Ah, sibling rivalry, famous for making family life tumultuous and for slowly chipping away at a mother’s sanity. Siblings seem to have the potential for being great comrades in addition to fierce foes. Experts say that your sibling relationships will be the longest that you have in your lifetime, outlasting your parents, friends and mate.
That’s a crazy important and significant relationship when you think about it.
As a mother of two young daughters (ages 4 and 2 with a third daughter on the way), who also happens to be an only child, I’m fascinated by the dynamics of siblings. Since I have no siblings, I really have no “history” to base my presumptions on what it would be like to mother siblings.
As a kid, I was so desperate to have a sibling. I had wild and far-fetched fantasies of what it would be like to have a familial partner in crime. In my head, it was all rainbows and unicorns, ice cream and sleepovers, laughter and friendship. Now as an adult, I know this was extremely shortsighted.

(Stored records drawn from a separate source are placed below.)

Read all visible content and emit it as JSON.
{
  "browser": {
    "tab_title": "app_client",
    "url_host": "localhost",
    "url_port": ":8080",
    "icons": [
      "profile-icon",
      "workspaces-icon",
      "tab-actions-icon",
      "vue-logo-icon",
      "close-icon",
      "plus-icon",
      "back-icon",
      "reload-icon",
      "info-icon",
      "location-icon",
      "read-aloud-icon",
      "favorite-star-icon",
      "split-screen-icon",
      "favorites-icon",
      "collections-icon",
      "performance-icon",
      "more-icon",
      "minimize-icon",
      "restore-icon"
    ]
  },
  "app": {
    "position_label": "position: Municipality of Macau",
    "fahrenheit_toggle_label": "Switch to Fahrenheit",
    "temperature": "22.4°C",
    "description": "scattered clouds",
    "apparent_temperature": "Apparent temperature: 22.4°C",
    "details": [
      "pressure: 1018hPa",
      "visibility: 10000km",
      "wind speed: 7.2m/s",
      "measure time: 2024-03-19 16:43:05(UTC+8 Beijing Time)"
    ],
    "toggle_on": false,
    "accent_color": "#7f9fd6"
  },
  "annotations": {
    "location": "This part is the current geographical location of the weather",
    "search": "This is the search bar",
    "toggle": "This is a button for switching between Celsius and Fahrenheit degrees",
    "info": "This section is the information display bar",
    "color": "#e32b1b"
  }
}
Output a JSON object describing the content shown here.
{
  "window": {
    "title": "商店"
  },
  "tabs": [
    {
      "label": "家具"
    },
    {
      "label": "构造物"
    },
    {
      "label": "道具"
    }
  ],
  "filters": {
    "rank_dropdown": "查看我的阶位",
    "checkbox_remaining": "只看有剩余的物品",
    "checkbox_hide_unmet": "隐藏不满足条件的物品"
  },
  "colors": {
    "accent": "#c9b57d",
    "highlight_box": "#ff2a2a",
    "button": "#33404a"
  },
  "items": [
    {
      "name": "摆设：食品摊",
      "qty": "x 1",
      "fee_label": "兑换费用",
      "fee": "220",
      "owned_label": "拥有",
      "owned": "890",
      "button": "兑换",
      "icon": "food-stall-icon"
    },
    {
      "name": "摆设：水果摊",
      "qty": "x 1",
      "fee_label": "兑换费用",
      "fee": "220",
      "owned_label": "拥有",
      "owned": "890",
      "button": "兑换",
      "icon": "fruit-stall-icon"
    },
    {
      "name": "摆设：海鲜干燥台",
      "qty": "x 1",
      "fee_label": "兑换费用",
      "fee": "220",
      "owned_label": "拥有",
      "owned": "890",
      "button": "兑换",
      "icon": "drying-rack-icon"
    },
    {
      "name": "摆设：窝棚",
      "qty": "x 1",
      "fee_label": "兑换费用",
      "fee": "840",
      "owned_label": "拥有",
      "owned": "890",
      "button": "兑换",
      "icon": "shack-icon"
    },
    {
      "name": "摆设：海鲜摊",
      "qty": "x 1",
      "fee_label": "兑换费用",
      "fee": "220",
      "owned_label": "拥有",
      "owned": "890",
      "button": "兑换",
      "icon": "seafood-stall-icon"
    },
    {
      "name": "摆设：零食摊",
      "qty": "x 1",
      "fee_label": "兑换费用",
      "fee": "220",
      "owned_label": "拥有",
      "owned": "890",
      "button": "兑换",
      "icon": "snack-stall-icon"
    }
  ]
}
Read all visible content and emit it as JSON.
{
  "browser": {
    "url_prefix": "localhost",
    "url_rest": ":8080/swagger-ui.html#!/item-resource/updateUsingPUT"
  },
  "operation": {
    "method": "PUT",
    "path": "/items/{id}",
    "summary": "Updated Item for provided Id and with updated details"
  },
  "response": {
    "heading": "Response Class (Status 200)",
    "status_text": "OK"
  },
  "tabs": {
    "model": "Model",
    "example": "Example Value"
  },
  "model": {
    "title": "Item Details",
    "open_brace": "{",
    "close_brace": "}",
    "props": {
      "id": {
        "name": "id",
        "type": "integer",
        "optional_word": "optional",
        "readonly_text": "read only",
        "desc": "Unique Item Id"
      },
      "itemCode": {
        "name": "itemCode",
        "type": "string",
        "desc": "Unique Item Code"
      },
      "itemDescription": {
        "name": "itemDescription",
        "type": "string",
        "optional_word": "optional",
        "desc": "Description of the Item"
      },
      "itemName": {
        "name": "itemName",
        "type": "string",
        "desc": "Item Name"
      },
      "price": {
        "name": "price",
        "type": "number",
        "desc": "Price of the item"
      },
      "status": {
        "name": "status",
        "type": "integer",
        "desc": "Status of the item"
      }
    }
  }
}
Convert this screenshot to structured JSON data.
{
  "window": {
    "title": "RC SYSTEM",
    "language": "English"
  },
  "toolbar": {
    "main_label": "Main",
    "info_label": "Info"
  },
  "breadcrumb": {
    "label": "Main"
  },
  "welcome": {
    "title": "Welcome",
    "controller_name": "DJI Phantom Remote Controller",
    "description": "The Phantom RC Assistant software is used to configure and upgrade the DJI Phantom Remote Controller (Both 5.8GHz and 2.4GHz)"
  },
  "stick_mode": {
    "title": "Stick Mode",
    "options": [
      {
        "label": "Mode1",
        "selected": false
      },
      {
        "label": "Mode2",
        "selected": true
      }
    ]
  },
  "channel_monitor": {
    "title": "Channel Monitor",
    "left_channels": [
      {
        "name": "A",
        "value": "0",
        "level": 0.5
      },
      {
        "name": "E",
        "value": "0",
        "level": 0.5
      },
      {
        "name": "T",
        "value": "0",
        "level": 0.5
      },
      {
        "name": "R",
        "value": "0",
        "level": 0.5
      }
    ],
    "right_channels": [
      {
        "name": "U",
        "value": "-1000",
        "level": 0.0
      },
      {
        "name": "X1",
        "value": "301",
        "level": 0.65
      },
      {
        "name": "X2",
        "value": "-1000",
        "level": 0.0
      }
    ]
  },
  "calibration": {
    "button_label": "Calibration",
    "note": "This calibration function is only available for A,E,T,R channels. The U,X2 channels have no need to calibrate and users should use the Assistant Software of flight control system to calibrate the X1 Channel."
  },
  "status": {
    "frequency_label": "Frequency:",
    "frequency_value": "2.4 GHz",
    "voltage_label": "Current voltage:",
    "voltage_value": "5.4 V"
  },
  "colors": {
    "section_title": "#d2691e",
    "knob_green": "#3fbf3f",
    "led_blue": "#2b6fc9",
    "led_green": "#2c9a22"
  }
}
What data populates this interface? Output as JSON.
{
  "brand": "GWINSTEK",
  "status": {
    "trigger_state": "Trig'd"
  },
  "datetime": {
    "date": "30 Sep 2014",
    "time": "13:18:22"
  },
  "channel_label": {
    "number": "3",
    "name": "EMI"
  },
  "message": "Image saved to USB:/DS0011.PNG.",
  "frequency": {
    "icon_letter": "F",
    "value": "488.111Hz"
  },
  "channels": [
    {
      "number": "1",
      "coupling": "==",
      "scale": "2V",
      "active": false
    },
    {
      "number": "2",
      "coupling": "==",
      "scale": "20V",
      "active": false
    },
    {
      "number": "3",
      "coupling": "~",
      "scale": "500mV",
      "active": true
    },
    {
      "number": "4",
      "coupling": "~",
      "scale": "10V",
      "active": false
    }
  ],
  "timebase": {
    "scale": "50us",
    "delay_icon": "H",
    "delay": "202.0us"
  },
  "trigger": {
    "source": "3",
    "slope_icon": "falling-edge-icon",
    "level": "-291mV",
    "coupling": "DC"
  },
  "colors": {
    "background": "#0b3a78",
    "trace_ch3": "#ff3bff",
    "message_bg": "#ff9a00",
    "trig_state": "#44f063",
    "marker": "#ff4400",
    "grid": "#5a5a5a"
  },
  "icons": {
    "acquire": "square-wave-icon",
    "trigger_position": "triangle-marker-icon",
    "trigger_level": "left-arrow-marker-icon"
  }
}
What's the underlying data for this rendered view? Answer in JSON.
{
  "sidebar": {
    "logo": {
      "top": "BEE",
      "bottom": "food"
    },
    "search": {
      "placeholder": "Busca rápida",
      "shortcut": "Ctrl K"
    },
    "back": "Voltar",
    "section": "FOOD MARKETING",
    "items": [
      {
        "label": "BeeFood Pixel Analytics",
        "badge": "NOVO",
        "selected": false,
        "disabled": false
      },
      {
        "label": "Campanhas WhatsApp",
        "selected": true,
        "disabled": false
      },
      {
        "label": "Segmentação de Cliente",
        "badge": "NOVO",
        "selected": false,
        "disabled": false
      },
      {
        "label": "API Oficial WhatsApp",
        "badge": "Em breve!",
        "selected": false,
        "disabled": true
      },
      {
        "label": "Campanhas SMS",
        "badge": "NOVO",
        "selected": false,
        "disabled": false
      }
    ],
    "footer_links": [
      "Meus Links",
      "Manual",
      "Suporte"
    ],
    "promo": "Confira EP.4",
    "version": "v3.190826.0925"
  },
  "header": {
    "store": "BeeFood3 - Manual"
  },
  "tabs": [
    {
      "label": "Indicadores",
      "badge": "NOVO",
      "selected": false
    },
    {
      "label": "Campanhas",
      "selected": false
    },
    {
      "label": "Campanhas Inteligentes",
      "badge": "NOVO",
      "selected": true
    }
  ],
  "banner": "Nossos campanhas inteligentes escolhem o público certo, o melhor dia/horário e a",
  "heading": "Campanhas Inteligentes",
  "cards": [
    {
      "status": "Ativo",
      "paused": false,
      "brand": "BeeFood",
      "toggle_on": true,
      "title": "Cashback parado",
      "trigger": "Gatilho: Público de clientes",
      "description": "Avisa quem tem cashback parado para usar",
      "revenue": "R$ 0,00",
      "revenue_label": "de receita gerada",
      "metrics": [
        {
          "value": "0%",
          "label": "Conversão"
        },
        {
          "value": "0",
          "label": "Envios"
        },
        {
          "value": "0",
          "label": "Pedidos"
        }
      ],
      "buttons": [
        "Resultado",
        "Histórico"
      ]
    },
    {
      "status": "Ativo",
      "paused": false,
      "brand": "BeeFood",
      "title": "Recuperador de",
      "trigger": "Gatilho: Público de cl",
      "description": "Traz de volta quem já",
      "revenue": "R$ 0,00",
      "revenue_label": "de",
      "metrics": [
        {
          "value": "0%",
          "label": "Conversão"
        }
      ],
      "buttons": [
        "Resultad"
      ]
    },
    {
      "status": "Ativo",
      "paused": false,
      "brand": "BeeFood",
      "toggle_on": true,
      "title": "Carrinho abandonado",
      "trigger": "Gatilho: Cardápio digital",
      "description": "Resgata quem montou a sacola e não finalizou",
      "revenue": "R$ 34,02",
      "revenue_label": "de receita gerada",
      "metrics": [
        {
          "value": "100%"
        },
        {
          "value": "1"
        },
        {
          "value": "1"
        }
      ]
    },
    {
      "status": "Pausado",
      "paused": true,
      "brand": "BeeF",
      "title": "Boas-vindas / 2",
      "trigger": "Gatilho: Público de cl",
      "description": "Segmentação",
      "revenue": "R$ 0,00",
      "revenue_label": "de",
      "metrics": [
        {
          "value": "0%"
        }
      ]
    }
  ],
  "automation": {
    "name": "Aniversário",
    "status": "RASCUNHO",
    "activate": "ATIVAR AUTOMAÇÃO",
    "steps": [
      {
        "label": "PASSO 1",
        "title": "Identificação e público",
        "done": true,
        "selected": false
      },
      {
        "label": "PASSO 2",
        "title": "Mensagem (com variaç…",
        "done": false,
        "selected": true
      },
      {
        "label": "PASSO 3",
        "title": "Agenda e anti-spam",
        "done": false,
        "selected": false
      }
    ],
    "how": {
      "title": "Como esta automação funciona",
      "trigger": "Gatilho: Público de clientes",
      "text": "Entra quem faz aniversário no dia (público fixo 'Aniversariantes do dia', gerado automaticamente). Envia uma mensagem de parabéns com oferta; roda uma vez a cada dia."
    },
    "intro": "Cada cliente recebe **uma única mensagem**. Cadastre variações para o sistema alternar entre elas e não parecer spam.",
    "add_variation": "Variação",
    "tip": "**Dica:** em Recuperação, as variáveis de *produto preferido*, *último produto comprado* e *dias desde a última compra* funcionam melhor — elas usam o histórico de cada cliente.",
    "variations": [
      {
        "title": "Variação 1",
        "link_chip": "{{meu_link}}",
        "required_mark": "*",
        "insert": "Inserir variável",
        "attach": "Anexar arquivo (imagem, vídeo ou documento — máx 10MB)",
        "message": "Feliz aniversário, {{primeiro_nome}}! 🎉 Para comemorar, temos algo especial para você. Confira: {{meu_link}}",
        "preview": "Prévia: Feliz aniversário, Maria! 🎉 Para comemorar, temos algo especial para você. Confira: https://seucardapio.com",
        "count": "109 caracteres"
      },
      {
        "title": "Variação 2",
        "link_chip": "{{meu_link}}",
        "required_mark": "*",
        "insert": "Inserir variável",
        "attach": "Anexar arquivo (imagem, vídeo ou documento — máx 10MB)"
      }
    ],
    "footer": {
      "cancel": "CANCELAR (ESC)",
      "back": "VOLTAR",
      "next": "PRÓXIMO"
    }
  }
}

Like most moms, I really want to encourage my kids to have the best relationship possible. So, when I read the back blurb of the book Siblings Without Rivalry: How to help your children live together so you can live too, I was intrigued:
Award-winning authors Adele Faber and Elaine Mazlish refused to accept the idea that constant teasing, tattling, and battling is the price that must be paid for having more than one child. Drawing on their own experience and the hundreds of workshops they conducted throughout the country, the authors have developed simple yet astonishingly effective ways to reduce conflict and generate goodwill between siblings. Each skill is illustrated by the thoughts and stories of real parents.
The blurb had me at “effective ways to reduce conflict and generate goodwill between siblings.” Could my childhood dreams of unicorns and rainbows between siblings really happen for my kids? I wanted to find out.
(I should also add that I am one of those weirdos that obsessively reads Amazon reviews on everything from books to baby wipes; this book also had glowing Amazon reviews.)
My overall thoughts
I loved this book.
I appreciated the loads of practical advice and real-life examples of what to do with your kids to deter conflict. I was riveted by the adult-sibling testimonials of how the roles their parents put them in as kids were still playing out in adulthood – wow. Also, I loved the authors’ non-preachy approach to giving parenting advice. There was no “magic-bullet” theory and the authors come off as collaborators rather than being “almighty” know-it-alls. (Which, sadly, is not the case for many parenting experts.)
My one criticism would be its appropriateness for the age group of my kiddos – 2 and 4-years-old. This really isn’t in Faber and Mazlish’s control, as there is only so much reasoning you can do with a 2-year-old. 😉 Still, even my 2-year-old was receptive to the techniques.
Quick takeaways | What’s working for us
Don’t label or put your kids into roles. This means even positive labels that you think are going to be uplifting. (i.e., “He’s our athletic one.” “She’s the reliable one.”) Roles are bad and put pressure on a child/person to have to live up to them. They also make the other child(ren) feel bad. They recommend focusing on specific behaviors or accomplishments when complimenting, rather than making grand-sweeping generalizations.
Have your kids work out their conflicts on their own. Say what? I thought this was crazy when I first read it. This could never work with a 4 and 2-year-old because I just assumed they were too young. Not so. When I direct either of my kids to talk it out (and the majority of the time they are fighting over toys at this point) they are both surprisingly responsive. (Of course, mom and dad are still supposed to get involved if it becomes abusive or physical, and the authors give tips for this, too.)
Equal is less. And not to mention it’s next to impossible to treat your kids equally all the time. Plus, their perception of equality is often skewed. The authors recommend treating children uniquely rather than equally. (i.e., Instead of saying, “I love you the same as your sister,” say, “You are the only ‘you’ in the whole wide world. No one could ever take your place.”)
Good question. I’m still in the beginning stages of implementing the authors’ techniques and I imagine l’ll be thumbing back through its pages in the years to come. I’m interested to read some of Faber and Mazlish’s other bestselling books, like How to Talk so Kids Will Listen & Listen so Kids will Talk.